Any feedback is appreciated!

 

Regards:

Pámer Bálint

 

 

The test program:

-----------------------------------------------

#include <time.h>#include <stdio.h>
#include <string.h>

void MemTest() {
 
 const int min_copy_count = 10;
 const int max_buff_size = 1024 * 1024;
 int *buffer_dst = ( int * ) malloc( max_buff_size );
 int *buffer_src = ( int * ) malloc( max_buff_size );
 int buff_size;
 int copy_count;
 double t, dt;
 
 printf( "\n(1) MEMCPY\n" );
 buff_size = max_buff_size;
 copy_count = min_copy_count;
 while ( buff_size > 2 ) {
  int *dst = buffer_dst;
  int *src = buffer_src;
  t = clock();
  for ( int i = 0; i < copy_count; i++ ) {
  memcpy( dst, src, buff_size );
  }
  dt = ( clock() - t ) / ( CLOCKS_PER_SEC / 1000.0 );
  printf(
  "MemCopy ( Buffer = %7i B, Iteration = %7i ): %.3f MB/s\n",
  buff_size, copy_count, ( copy_count * buff_size ) / dt / 1000
  );
  buff_size /= 2;
  copy_count *= 2;
 }
 
 printf( "\n(2) READ\n" );
 buff_size = max_buff_size;
 copy_count = min_copy_count;
 while ( buff_size > 2 ) {
  int checksum = 0;
  t = clock();
  for ( int i = 0; i < copy_count; i++ ) {
  int *src = buffer_src;
  for ( int j = 0; j < buff_size/4; j++ ) {
  checksum += *( src++ );
  }
  }
  dt = ( clock() - t ) / ( CLOCKS_PER_SEC / 1000.0 );
  printf(
  "Read ( Buffer = %7i B, Iteration = %7i ): %.3f MB/s ( checksum = %x )\n",
  buff_size, copy_count, ( copy_count * buff_size ) / dt / 1000, checksum
  );
  buff_size /= 2;
  copy_count *= 2;
 }
 
 printf( "\n(3) WRITE\n" );
 buff_size = max_buff_size;
 copy_count = min_copy_count;
 while ( buff_size > 2 ) {
  int data = 42;
  int *dst = buffer_dst;
  int *src = buffer_src;
  t = clock();
  for ( int i = 0; i < copy_count; i++ ) {
  memset( dst, data, buff_size );
  }
  dt = ( clock() - t ) / ( CLOCKS_PER_SEC / 1000.0 );
  printf(
  "MemSet ( Buffer = %7i B, Iteration = %7i ): %.3f MB/s\n",
  buff_size, copy_count, ( copy_count * buff_size ) / dt / 1000
  );
  buff_size /= 2;
  copy_count *= 2;
 }

 free( buffer_dst );
 free( buffer_src );
 
}

-----------------------------------------------

 

  • I am not too familiar with the FB533, is this a DSP part?  What operating system is it running?

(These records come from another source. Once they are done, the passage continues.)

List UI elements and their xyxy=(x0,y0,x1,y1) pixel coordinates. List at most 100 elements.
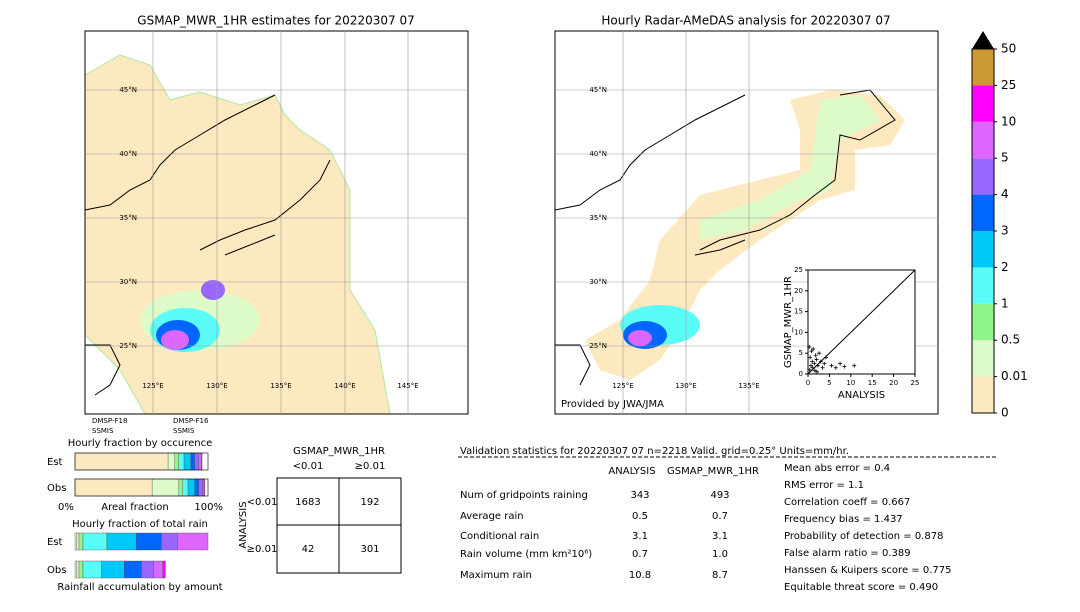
stat-value: 10.8 xyxy=(629,570,651,581)
fraction-segment xyxy=(194,478,199,497)
fraction-segment xyxy=(78,532,84,551)
fraction-segment xyxy=(177,532,209,551)
left-map xyxy=(84,30,469,415)
lon-label: 125°E xyxy=(142,382,163,390)
fraction-segment xyxy=(203,478,205,497)
stat-label: Maximum rain xyxy=(460,570,532,581)
fraction-segment xyxy=(153,560,163,579)
stat-value: 1.0 xyxy=(712,549,728,560)
sensor-label: DMSP-F18 xyxy=(92,417,127,425)
rain-area xyxy=(161,330,189,350)
fraction-segment xyxy=(78,560,84,579)
sensor-label: SSMIS xyxy=(92,427,114,435)
scatter-point xyxy=(815,363,820,368)
stat-value: 0.7 xyxy=(632,549,648,560)
lat-label: 45°N xyxy=(119,86,137,94)
colorbar-label: 50 xyxy=(1001,42,1016,56)
fraction-segment xyxy=(141,560,154,579)
map-frame xyxy=(554,30,939,415)
axis-label: Areal fraction xyxy=(101,502,168,513)
x-axis-label: ANALYSIS xyxy=(838,390,885,401)
y-axis-label: GSMAP_MWR_1HR xyxy=(783,276,794,368)
fraction-segment xyxy=(190,452,195,471)
scatter-point xyxy=(823,355,828,360)
y-tick-label: 10 xyxy=(794,328,803,336)
colorbar-bin xyxy=(972,158,994,195)
table-cell: 42 xyxy=(302,544,315,555)
stat-value: 3.1 xyxy=(632,531,648,542)
map-title: Hourly Radar-AMeDAS analysis for 2022030… xyxy=(601,14,890,28)
scatter-point xyxy=(842,364,847,369)
fraction-segment xyxy=(182,478,189,497)
fraction-segment xyxy=(183,452,191,471)
lon-label: 140°E xyxy=(334,382,355,390)
colorbar-label: 25 xyxy=(1001,78,1016,92)
col-header: GSMAP_MWR_1HR xyxy=(667,466,759,477)
row-label: Est xyxy=(47,537,63,548)
y-tick-label: 5 xyxy=(799,349,803,357)
colorbar-bin xyxy=(972,267,994,304)
fraction-segment xyxy=(167,452,175,471)
fraction-segment xyxy=(162,560,166,579)
colorbar-bin xyxy=(972,303,994,341)
bar-frame xyxy=(74,478,209,497)
col-label: ≥0.01 xyxy=(355,461,386,472)
scatter-point xyxy=(811,347,816,352)
credit: Provided by JWA/JMA xyxy=(561,399,664,410)
colorbar-bin xyxy=(972,231,994,268)
lon-label: 145°E xyxy=(397,382,418,390)
score: Correlation coeff = 0.667 xyxy=(784,497,910,508)
lat-label: 40°N xyxy=(589,150,607,158)
scatter-point xyxy=(814,357,819,362)
fraction-segment xyxy=(82,560,102,579)
stat-label: Conditional rain xyxy=(460,531,539,542)
score: Frequency bias = 1.437 xyxy=(784,514,903,525)
fraction-segment xyxy=(187,478,195,497)
table-cell: 192 xyxy=(360,497,379,508)
x-tick-label: 15 xyxy=(868,379,877,387)
lat-label: 45°N xyxy=(589,86,607,94)
stat-value: 343 xyxy=(630,490,649,501)
colorbar-bin xyxy=(972,85,994,122)
lon-label: 135°E xyxy=(270,382,291,390)
x-tick-label: 5 xyxy=(827,379,831,387)
x-tick-label: 25 xyxy=(911,379,920,387)
stat-value: 3.1 xyxy=(712,531,728,542)
score: RMS error = 1.1 xyxy=(784,480,864,491)
lon-label: 125°E xyxy=(612,382,633,390)
x-tick-label: 10 xyxy=(846,379,855,387)
colorbar-bin xyxy=(972,376,994,413)
lat-label: 25°N xyxy=(589,342,607,350)
colorbar-label: 2 xyxy=(1001,260,1009,274)
axis-label: 0% xyxy=(58,502,74,513)
fraction-segment xyxy=(174,452,179,471)
colorbar-label: 3 xyxy=(1001,224,1009,238)
x-tick-label: 0 xyxy=(806,379,810,387)
score: Mean abs error = 0.4 xyxy=(784,463,890,474)
row-label: Obs xyxy=(47,483,66,494)
stat-value: 0.5 xyxy=(632,511,648,522)
fraction-segment xyxy=(76,532,80,551)
colorbar-bin xyxy=(972,49,994,86)
lat-label: 35°N xyxy=(119,214,137,222)
fraction-segment xyxy=(82,532,108,551)
colorbar-label: 5 xyxy=(1001,151,1009,165)
scatter-point xyxy=(817,351,822,356)
fraction-segment xyxy=(178,452,185,471)
table-title: GSMAP_MWR_1HR xyxy=(293,446,385,457)
scatter-point xyxy=(833,365,838,370)
scatter-point xyxy=(810,359,815,364)
panel-title: Hourly fraction of total rain xyxy=(72,519,208,530)
scatter-point xyxy=(822,361,827,366)
stat-label: Rain volume (mm km²10⁶) xyxy=(460,549,592,560)
row-label: Obs xyxy=(47,565,66,576)
colorbar-label: 0 xyxy=(1001,406,1009,420)
coastline xyxy=(84,94,331,396)
lat-label: 25°N xyxy=(119,342,137,350)
scatter-point xyxy=(810,365,815,370)
axis-label: 100% xyxy=(194,502,223,513)
fraction-segment xyxy=(201,452,203,471)
sensor-label: DMSP-F16 xyxy=(173,417,209,425)
lon-label: 130°E xyxy=(675,382,696,390)
fraction-segment xyxy=(124,560,142,579)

    If you are running this test on the ARM side of DM6446 (as opposed to DSP), you need to consider that ARM is running at less than 300 MHz, compared to the BF at 500 MHz.  Also, if you are running Linux on DM6446's ARM, you should consider this is not a real-time operating system; in Linux read calls are blocking and probrably cause the scheduler to schedule some time to do other work (update clock...) until the read comes back; if this happens several times, this can cause many unnecessary context switching that you would not see in a real-time OS.  Just some things to think about.